Cette entreprise m’est apparue d’abord comme un défi capable de contraindre chacune des deux parties à mettre en question l’image qu’elle se faisait de l’autre. Sans doute le fait que le sujet fût insolite pour le sociologue et rebattu pour le technicien constituait-il, paradoxalement, un facteur de réussite. Pensant tout connaître de l’objet qu’il livrait, le demandeur pouvait balancer entre le scepticisme narquois et la curiosité désabusée. Il était par là disposé à s’accorder au rythme inaccoutumé de la recherche et moins éloigné d’en comprendre les objectifs lointains et désintéressés. Provoqué à prendre au sérieux un sujet que toutes ses habitudes de pensée l’incitaient à tenir pour futile, dégagé des contraintes du discours qui sacrifie aux domaines consacrés, le chercheur pouvait éprouver une liberté inconnue, parce que, affranchi des normes de la productivité intellectuelle, il se trouvait du même coup libéré de l’inquiétude de la rentabilité de son travail scientifique.
Il va de soi que ce n’était pas un gage suffisant de réussite. Et si le succès n’était dû qu’à une conjoncture singulière, il n’aurait pas cette valeur exemplaire. Il ne s’agit pas de faire la part trop belle aux demandeurs d’enquêtes mais d’indiquer les obstacles qu’ils doivent surmonter et les obligations qu’ils doivent s’imposer. Ils doivent savoir se contenter des réponses, et de celles-là seules que le sociologue peut fournir. Rien n’est plus éloigné du corps de recettes qui rencontrerait les attentes du praticien que le système de propositions universelles, ou, à tout le moins inspirées par l’intention d’universalité que la science établit.
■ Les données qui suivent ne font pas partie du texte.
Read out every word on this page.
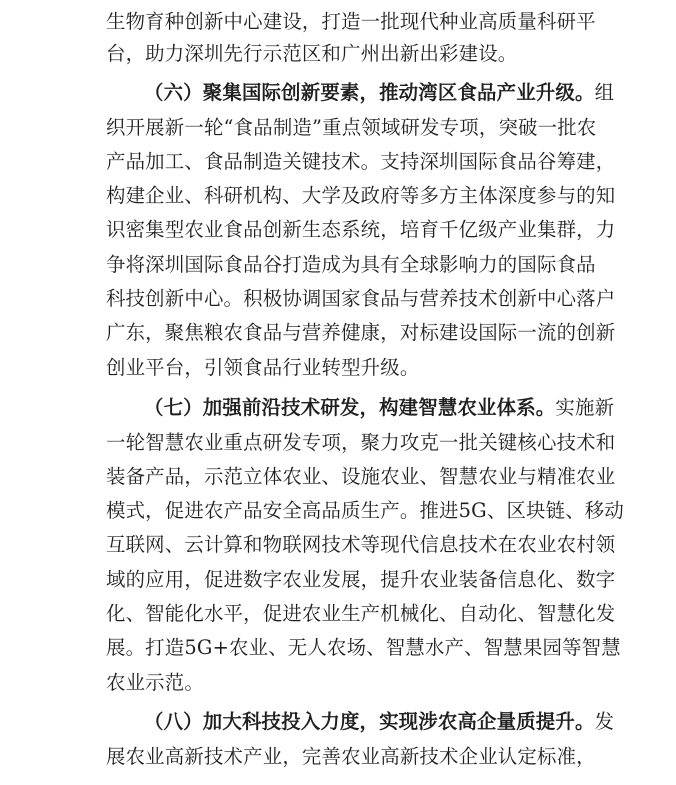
生物育种创新中心建设，打造一批现代种业高质量科研平
台，助力深圳先行示范区和广州出新出彩建设。
（六）聚集国际创新要素，推动湾区食品产业升级。组
织开展新一轮“食品制造”重点领域研发专项，突破一批农
产品加工、食品制造关键技术。支持深圳国际食品谷筹建，
构建企业、科研机构、大学及政府等多方主体深度参与的知
识密集型农业食品创新生态系统，培育千亿级产业集群，力
争将深圳国际食品谷打造成为具有全球影响力的国际食品
科技创新中心。积极协调国家食品与营养技术创新中心落户
广东，聚焦粮农食品与营养健康，对标建设国际一流的创新
创业平台，引领食品行业转型升级。
（七）加强前沿技术研发，构建智慧农业体系。实施新
一轮智慧农业重点研发专项，聚力攻克一批关键核心技术和
装备产品，示范立体农业、设施农业、智慧农业与精准农业
模式，促进农产品安全高品质生产。推进5G、区块链、移动
互联网、云计算和物联网技术等现代信息技术在农业农村领
域的应用，促进数字农业发展，提升农业装备信息化、数字
化、智能化水平，促进农业生产机械化、自动化、智慧化发
展。打造5G+农业、无人农场、智慧水产、智慧果园等智慧
农业示范。
（八）加大科技投入力度，实现涉农高企量质提升。发
展农业高新技术产业，完善农业高新技术企业认定标准，
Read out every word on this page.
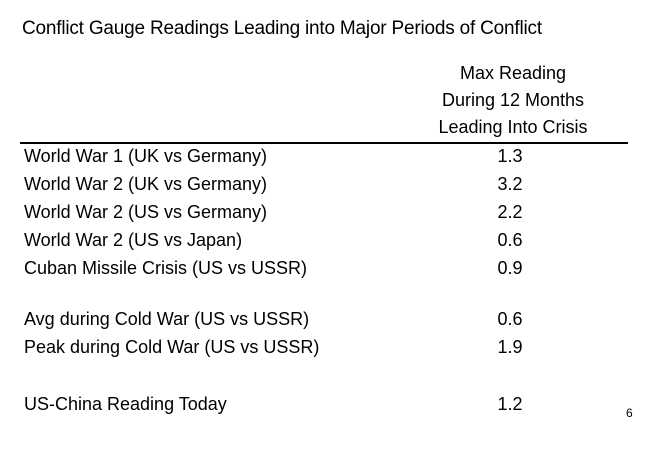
Conflict Gauge Readings Leading into Major Periods of Conflict
Max Reading
During 12 Months
Leading Into Crisis
World War 1 (UK vs Germany)	1.3
World War 2 (UK vs Germany)	3.2
World War 2 (US vs Germany)	2.2
World War 2 (US vs Japan)	0.6
Cuban Missile Crisis (US vs USSR)	0.9
Avg during Cold War (US vs USSR)	0.6
Peak during Cold War (US vs USSR)	1.9
US-China Reading Today	1.2	6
L’existence même d’un tel ouvrage suppose la remise en question de nos manières traditionnelles de traiter l’information. Tant qu’on demeure enfermés dans l’alternative de la publicité et du secret, on s’interdit l’idée de publication scientifique qui protège la vérité découverte contre le danger de monopolisation par l’universalité même de sa diffusion.